Der Klassiker: Content Marketing
Ein weiteres Thema: Content Marketing – das Betätigungsfeld in der PR, das mit seinen redaktionell anmutenden Produkten Journalismus am nächsten kommt. Es diskutierten Christiane Wolff, vorher bei Serviceplan und jetzt selbstständig mit dem Handwerksdienstleister Crafty, Katrin Voges, Leiterin Digitale Medien bei Tempus Corporate aus dem „Zeit“-Verlag, sowie Dirk Benninghoff, Chefredakteur von fischerAppelt. Dieser bestätigte seinen schon einmal in einer „Xing“-Kolumne dargelegten Eindruck, dass es Anfang dieses Jahres ein erhöhtes Interesse von Journalisten an einer Anstellung in seiner Agentur gegeben habe. „Ein schlechtes Zeichen, wenn das geballt kommt“, so Benninghoff.
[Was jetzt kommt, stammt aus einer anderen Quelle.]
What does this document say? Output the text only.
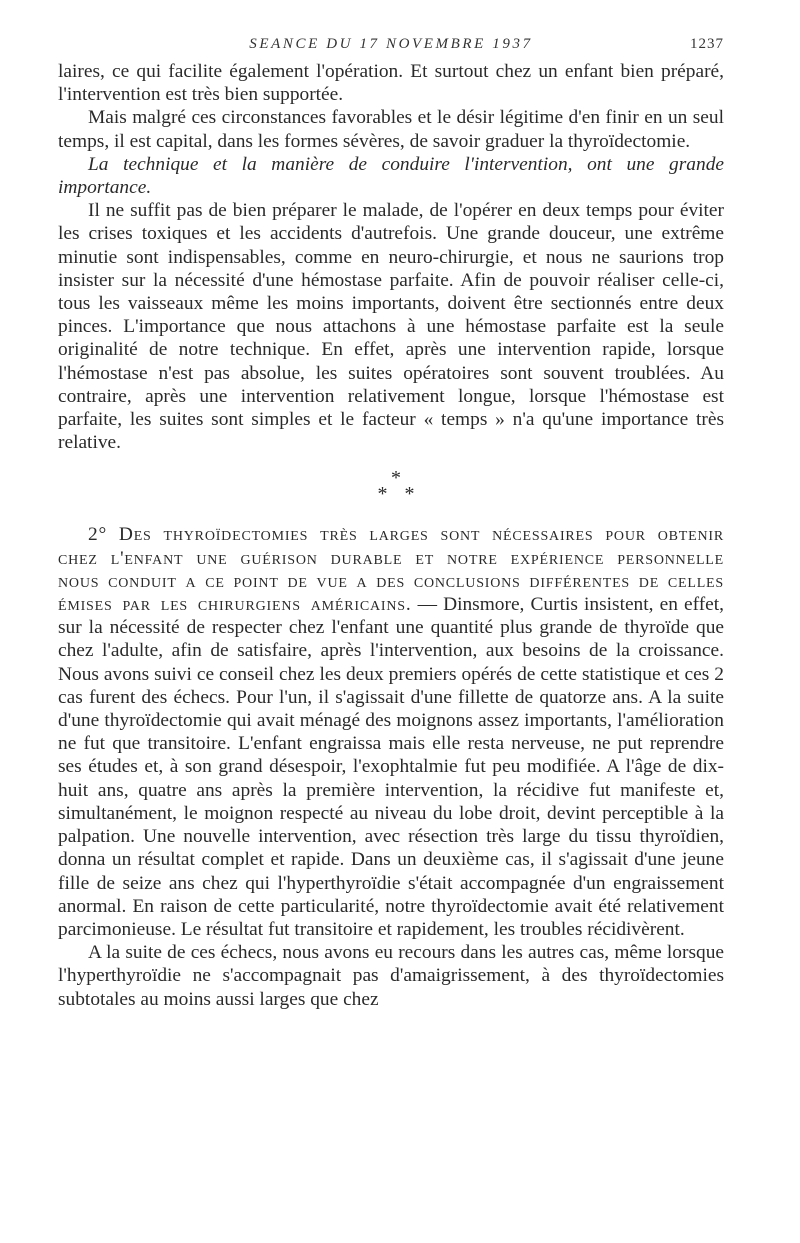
SEANCE DU 17 NOVEMBRE 1937	1237

laires, ce qui facilite également l'opération. Et surtout chez un enfant bien préparé, l'intervention est très bien supportée.

Mais malgré ces circonstances favorables et le désir légitime d'en finir en un seul temps, il est capital, dans les formes sévères, de savoir graduer la thyroïdectomie.

La technique et la manière de conduire l'intervention, ont une grande importance.

Il ne suffit pas de bien préparer le malade, de l'opérer en deux temps pour éviter les crises toxiques et les accidents d'autrefois. Une grande douceur, une extrême minutie sont indispensables, comme en neuro-chirurgie, et nous ne saurions trop insister sur la nécessité d'une hémostase parfaite. Afin de pouvoir réaliser celle-ci, tous les vaisseaux même les moins importants, doivent être sectionnés entre deux pinces. L'importance que nous attachons à une hémostase parfaite est la seule originalité de notre technique. En effet, après une intervention rapide, lorsque l'hémostase n'est pas absolue, les suites opératoires sont souvent troublées. Au contraire, après une intervention relativement longue, lorsque l'hémostase est parfaite, les suites sont simples et le facteur « temps » n'a qu'une importance très relative.

*
* *

2° Des thyroïdectomies très larges sont nécessaires pour obtenir chez l'enfant une guérison durable et notre expérience personnelle nous conduit a ce point de vue a des conclusions différentes de celles émises par les chirurgiens américains. — Dinsmore, Curtis insistent, en effet, sur la nécessité de respecter chez l'enfant une quantité plus grande de thyroïde que chez l'adulte, afin de satisfaire, après l'intervention, aux besoins de la croissance. Nous avons suivi ce conseil chez les deux premiers opérés de cette statistique et ces 2 cas furent des échecs. Pour l'un, il s'agissait d'une fillette de quatorze ans. A la suite d'une thyroïdectomie qui avait ménagé des moignons assez importants, l'amélioration ne fut que transitoire. L'enfant engraissa mais elle resta nerveuse, ne put reprendre ses études et, à son grand désespoir, l'exophtalmie fut peu modifiée. A l'âge de dix-huit ans, quatre ans après la première intervention, la récidive fut manifeste et, simultanément, le moignon respecté au niveau du lobe droit, devint perceptible à la palpation. Une nouvelle intervention, avec résection très large du tissu thyroïdien, donna un résultat complet et rapide. Dans un deuxième cas, il s'agissait d'une jeune fille de seize ans chez qui l'hyperthyroïdie s'était accompagnée d'un engraissement anormal. En raison de cette particularité, notre thyroïdectomie avait été relativement parcimonieuse. Le résultat fut transitoire et rapidement, les troubles récidivèrent.

A la suite de ces échecs, nous avons eu recours dans les autres cas, même lorsque l'hyperthyroïdie ne s'accompagnait pas d'amaigrissement, à des thyroïdectomies subtotales au moins aussi larges que chez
Für die zuhörenden Journalisten hatte er warme Worte mitgebracht: „Die Textqualität von gelernten Redakteuren ist hoch – auch ihre Belastbarkeit, Schnelligkeit und Taktung.“ Journalisten besäßen die im Content Marketing wichtige Fähigkeit, „Unternehmensgeschichten mit dem zu verknüpfen, was in der Welt draußen passiert.“ Den Umgang mit Kunden müssten einige noch lernen und „damit klarkommen, dass Kunden viel größere Eingriffe in Texten vornehmen als Journalisten es gewohnt sind.“ Benninghoff war vor etwa drei Jahren von „Bild“ zu fischerAppelt gewechselt. #kommindieagentur?
Wie Agenturen haben auch Verlage wie der „Zeit“-Verlag Content Marketing als Einnahmequelle entdeckt. Für sie ist dieses Geschäftsmodell heikel. Verlage umgibt der Verdacht, man könne kaum objektiv-kritisch über Unternehmen im redaktionellen Teil berichten, wenn man gleichzeitig Geld mit deren Publishing-Produkten verdiene – ein unsinniges Argument, weil Verlage seit jeher über Anzeigen der Unternehmen Einnahmen generieren. Voges war sichtlich bemüht, darauf hinzuweisen, wie sehr die „Zeit“ darauf achte, Journalismus und Content Marketing zu trennen. Journalisten, die im Auftrag von Kunden geschrieben hätten, seien für redaktionelle Artikel über dieses Thema für eine gewisse Zeit gesperrt, sagte sie.
Weiterhin hartnäckig hält sich offenbar die Überzeugung, dass Content Marketing dazu beitrage, den Journalismus zu zerstören. „Handelsblatt“-Medienkorrespondent Hans-Peter Siebenhaar verfolgt diese These an vorderster Front. Ende vergangenen Jahres hatte er nachgelegt, als er schrieb, Content Marketing liefere „Munition für den populistischen Kampf gegen die Medien“. Übersetzt: Weil Bahnfahrer im Zug kostenlos die „DB Mobil“ der Deutschen Bahn erhalten und vorher die „Schrot & Korn“ im Bioladen mitnehmen, würden sie nicht mehr den „Spiegel“ kaufen. Oder weil Verkehrsminister Andreas Scheuer im Neuigkeitenzimmer seines Ministeriums Videointerviews produziert, würden Menschen nicht mehr „Heute Journal“ und „Tagesthemen“ schauen. Nicht jeder dürfte das für ein realistisches Szenario halten.